In a speech delivered last Wednesday at the Ninth Summit of the Americas in Los Angeles, President Joe Biden made a passionate plea for renewed purpose and partnership between the United States and its Latin American and Caribbean neighbors.
But it was some conspicuously empty seats in the audience that grabbed the attention. Out of the 35 countries in the Americas, only 23 sent heads of state, one of the lowest attendance rates since the first summit almost 30 years ago.
Most of these absences stem from Biden's decision to not invite Cuba, Nicaragua, and Venezuela to the summit over their human rights records, a move driven in part by pressure from Cuban-American exile groups. "There can't be a Summit of the Americas if all the countries of the continent don't participate," Mexican President Andres Manuel Lopez Obrador stated at a press conference on June 6. The presidents of El Salvador, Guatemala, and Honduras, major sources of migration to the United States, also announced they would not attend in protest.
In 2001, the Organization of American States passed the Inter-American Democratic Charter, officially barring nondemocratic states from participating in successive summits at the behest of the United States. However, this rule was seemingly annulled when the U.S. and Cuba reestablished diplomatic relations under former President Barack Obama.
Cuba attended the 2015 summit in Panama, where Obama's meeting with former Cuban President Raul Castro marked the first time Cuban and American heads of state had met since the Cuban Revolution. "After 50 years of policy that had not changed on the part of the United States, it was my belief that it was time to try something new," Obama said at the time. "I think we are now in a position to move on a path towards the future, and leave behind some of the circumstances of the past that have made it so difficult, I think, for our countries to communicate."
Many assumed the Biden administration would have honored that commitment in order to maintain American geopolitical influence in the hemisphere. "We thought we had gotten over this and moved beyond this in Cartagena," says Angelo Rivero Santos, a professor at Georgetown University who previously served as Venezuela's acting ambassador to the United States. It was at the Sixth Summit of the Americas in Cartagena, Colombia, in 2012, where the U.S. faced intense pressure from other countries in the region to include Cuba in future summits.
Rivero Santos expressed concerns that the Biden administration was returning to a destructive precedent for hemispheric relations. "We seem to be back in this era where a host country like the United States can pick and choose who comes based on its own criteria."
Critics of Biden's decision have not only chafed at the U.S. unilaterally defining a region that spans two continents but also disapproved of Biden's plan to visit Saudi Arabia in July, despite his having roundly condemned the Gulf nation for its role in the torture and murder of Washington Post columnist Jamal Khashoggi in 2018. "Geography, not politics, defines the Americas," said Belize Prime Minister John Briceño in a testy exchange with Biden at the summit.
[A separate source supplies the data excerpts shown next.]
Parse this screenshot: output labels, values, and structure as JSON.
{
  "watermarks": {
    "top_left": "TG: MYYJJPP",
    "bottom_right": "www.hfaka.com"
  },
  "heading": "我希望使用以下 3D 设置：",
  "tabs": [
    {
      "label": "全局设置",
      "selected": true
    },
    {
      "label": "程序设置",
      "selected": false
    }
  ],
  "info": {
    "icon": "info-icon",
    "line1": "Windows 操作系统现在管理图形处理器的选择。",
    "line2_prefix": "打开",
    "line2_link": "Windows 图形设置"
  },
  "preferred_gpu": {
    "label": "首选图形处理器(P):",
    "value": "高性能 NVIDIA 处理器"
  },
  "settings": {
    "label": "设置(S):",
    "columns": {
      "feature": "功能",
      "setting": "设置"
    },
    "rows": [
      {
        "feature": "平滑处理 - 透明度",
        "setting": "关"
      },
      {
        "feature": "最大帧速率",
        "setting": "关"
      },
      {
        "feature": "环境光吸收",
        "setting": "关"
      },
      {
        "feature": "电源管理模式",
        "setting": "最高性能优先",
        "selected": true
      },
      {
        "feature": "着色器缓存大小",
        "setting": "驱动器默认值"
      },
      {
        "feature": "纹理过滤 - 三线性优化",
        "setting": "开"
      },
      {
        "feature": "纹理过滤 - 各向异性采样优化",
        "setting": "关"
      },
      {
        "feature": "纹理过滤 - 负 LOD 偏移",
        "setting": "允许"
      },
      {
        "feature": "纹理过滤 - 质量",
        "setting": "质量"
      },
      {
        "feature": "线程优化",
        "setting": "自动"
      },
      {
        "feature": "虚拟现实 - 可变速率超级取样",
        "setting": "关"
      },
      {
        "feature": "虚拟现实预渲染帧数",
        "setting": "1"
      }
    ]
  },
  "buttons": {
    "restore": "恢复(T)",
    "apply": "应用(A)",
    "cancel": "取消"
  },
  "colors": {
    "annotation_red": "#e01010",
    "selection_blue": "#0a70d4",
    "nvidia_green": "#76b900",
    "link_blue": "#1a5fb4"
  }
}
The no-shows overshadowed many of the White House's policy announcements on Latin America, including a climate pact with Caribbean nations, a framework for regional economic collaboration, and new action plans for addressing the migration crisis.
"One way to measure the success of diplomatic summits is by how many heads [of state] show up," says Jorge Heine, a professor at Boston University who served as Chile's ambassador to China. "It's not looking good for the state of [U.S./Latin American] international relations."
Even as the Biden administration tries to salvage its feted Los Angeles Declaration, which sets common priorities and mechanisms for combating the migration crisis, the absences have member states doubting that any real improvements can be made.
"There is no way President Biden can make progress on addressing the migrant crisis since the Presidents of Mexico, Guatemala, Honduras, and El Salvador chose not to attend," said Rep. Maria Elvira Salazar (R–Fla.), a key Republican voice on U.S foreign policy in Latin America and immigration reform, in a statement to Reason. "Disorganization, poor planning, and zero focus on real economic development doomed the Summit before it even started."
The summit's perceived disconnects have confirmed what some in the region have feared: The U.S. is failing to reset or even update its Latin America policy after years of neglect under former President Donald Trump.
"Expectations in Latin America when President Biden took office were high, especially in terms of the opportunities it would offer the region," Heine says. However, in Heine's view, the Biden administration has mostly adopted a "Trump-lite" approach to engagement with Latin America, especially when it pertains to immigration and policy toward Cuba and Venezuela. "The rhetoric is different, but in terms of policy, it's much the same."
"Washington seems to have prepared this summit as if it was 1994," said Rivero Santos, referring back to the first Summit of the Americas held in Miami. Rivero Santos believes the Biden administration still sees the Americas through the prism of the 1990s neoliberal political wave that swept south, but socialist and populist governments have been making inroads in the region for years. "Washington has not been able to keep up with the changes in the region. The Latin America of 1994 is very different than the Latin America of 2022."
"It makes you scratch your head and wonder: Why are they trapped in this policy?"